Graphene Paper Decorated with a 2D Array of Dendritic Platinum Nanoparticles for Ultrasensitive Electrochemical Detection of Dopamine Secreted by Live Cells

Abstract

To circumvent the bottlenecks of non-flexibility, low sensitivity, and narrow workable detection range of conventional biosensors for biological molecule detection (e.g., dopamine (DA) secreted by living cells), a new hybrid flexible electrochemical biosensor has been created by decorating closely packed dendritic Pt nanoparticles (NPs) on freestanding graphene paper. This innovative structural integration of ultrathin graphene paper and uniform 2D arrays of dendritic NPs by tailored wet chemical synthesis has been achieved by a modular strategy through a facile and delicately controlled oil-water interfacial assembly method, whereby the uniform distribution of catalytic dendritic NPs on the graphene paper is maximized. In this way, the performance is improved by several orders of magnitude. The developed hybrid electrode shows a high sensitivity of 2 μA cm(-2) μM(-1), up to about 33 times higher than those of conventional sensors, a low detection limit of 5 nM, and a wide linear range of 87 nM to 100 μM. These combined features enable the ultrasensitive detection of DA released from pheochromocytoma (PC 12) cells. The unique features of this flexible sensor can be attributed to the well-tailored uniform 2D array of dendritic Pt NPs and the modular electrode assembly at the oil-water interface. Its excellent performance holds much promise for the future development of optimized flexible electrochemical sensors for a diverse range of electroactive molecules to better serve society.
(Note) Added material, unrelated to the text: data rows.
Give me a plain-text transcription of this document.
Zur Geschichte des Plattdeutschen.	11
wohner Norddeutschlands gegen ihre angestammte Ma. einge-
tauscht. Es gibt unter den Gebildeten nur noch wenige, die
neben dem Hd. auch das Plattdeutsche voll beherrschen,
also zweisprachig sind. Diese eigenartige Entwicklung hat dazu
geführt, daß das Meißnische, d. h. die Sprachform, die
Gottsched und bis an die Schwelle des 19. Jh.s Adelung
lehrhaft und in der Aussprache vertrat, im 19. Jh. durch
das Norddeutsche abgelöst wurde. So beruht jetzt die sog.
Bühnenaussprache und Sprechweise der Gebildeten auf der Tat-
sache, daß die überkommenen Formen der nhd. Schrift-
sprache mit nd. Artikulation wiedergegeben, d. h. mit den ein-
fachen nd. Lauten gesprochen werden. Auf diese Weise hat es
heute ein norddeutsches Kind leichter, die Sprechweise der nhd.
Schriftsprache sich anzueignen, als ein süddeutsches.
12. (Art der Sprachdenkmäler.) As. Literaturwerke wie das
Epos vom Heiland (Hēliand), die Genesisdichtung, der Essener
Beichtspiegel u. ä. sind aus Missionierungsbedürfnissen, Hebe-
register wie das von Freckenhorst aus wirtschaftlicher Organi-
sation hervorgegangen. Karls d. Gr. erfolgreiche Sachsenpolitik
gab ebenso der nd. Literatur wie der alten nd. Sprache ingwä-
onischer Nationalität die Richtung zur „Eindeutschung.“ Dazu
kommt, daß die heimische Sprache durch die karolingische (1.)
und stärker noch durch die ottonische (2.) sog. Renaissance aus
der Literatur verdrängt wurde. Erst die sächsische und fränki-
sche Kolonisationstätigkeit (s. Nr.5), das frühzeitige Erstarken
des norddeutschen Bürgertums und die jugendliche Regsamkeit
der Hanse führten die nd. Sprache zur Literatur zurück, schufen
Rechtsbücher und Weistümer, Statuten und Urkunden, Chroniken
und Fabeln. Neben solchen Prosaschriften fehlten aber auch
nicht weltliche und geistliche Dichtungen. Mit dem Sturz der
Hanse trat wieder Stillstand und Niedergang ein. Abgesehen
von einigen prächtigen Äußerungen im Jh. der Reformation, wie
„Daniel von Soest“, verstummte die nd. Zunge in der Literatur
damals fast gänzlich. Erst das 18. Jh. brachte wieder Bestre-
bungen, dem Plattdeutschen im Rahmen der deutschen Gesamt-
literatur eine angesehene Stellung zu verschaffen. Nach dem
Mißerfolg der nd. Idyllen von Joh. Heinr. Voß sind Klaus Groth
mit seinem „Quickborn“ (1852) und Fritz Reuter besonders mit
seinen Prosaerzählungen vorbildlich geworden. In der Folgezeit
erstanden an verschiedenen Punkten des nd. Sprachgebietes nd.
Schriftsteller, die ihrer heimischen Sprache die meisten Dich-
Keywords: dopamine; graphene; living cells; platinum; sensors.

Figure 1

Schematic illustration of the fabrication of hybrid electrodes and their electrochemical sensing response towards DA released from living PC 12 cells.

Figure 2

(A, B) TEM images of a 2D assembled film of dendritic Pt NPs at low and high magnifications, respectively. (C) HRTEM image of a dendritic Pt NP.

Figure 3

A, B) Cross‐sectional SEM images of dendritic Pt NPs‐decorated rGO paper electrode at low and high magnifications, respectively. C) Top‐view SEM image of dendritic Pt NPs‐decorated rGO paper electrode. D) XRD patterns of rGO and Pt/rGO paper electrodes.

Figure 4

A) CV curves of the hybrid Pt/rGO paper electrode and a Pt foil electrode in 1 m H₂SO₄. Scan rate: 100 mV s⁻¹. The inset shows impedance plots of rGO and hybrid Pt/rGO paper electrodes in 0.1 m KCl containing 1.0 mm K₃Fe(CN)₆ and 1.0 mm K₄Fe(CN)₆. B) DPV curves of the hybrid electrode in blank bath solution and bath solution containing 0.15 mm AA, 0.003 mm DA, and 0.15 mm UA, showing the feasibility of selective detection.

Figure 5

A) DPV curves of rGO and Pt/rGO paper electrodes in PBS (0.1 m, pH 7.4) containing DA. B) CVs of the Pt/rGO paper electrode at different scan rates in PBS (0.1 m, pH 7.4) containing 10 μm DA. The inset shows the dependence of redox peak current density on the potential sweep rate. C) DPV responses to various concentrations of DA at the Pt/rGO paper electrode. The inset shows DPV curves at low concentrations of DA. It should be noted that not all of the curves at different concentrations are shown for the sake of clarity. D) Relationship between DPV current density and DA concentration. The inset shows the equivalent plot for low concentrations of DA.

Figure 6

A) Cell viability testing of the hybrid Pt/rGO paper working electrode after co‐culturing with PC 12 cells for several hours. B) DPV responses (from a to d) of the Pt/rGO paper electrode in a microplate well with cultured PC 12 cells in the presence of 0 mm (a), 35 mm (b), 85 mm (c), and 105 mm (d) K⁺ solution.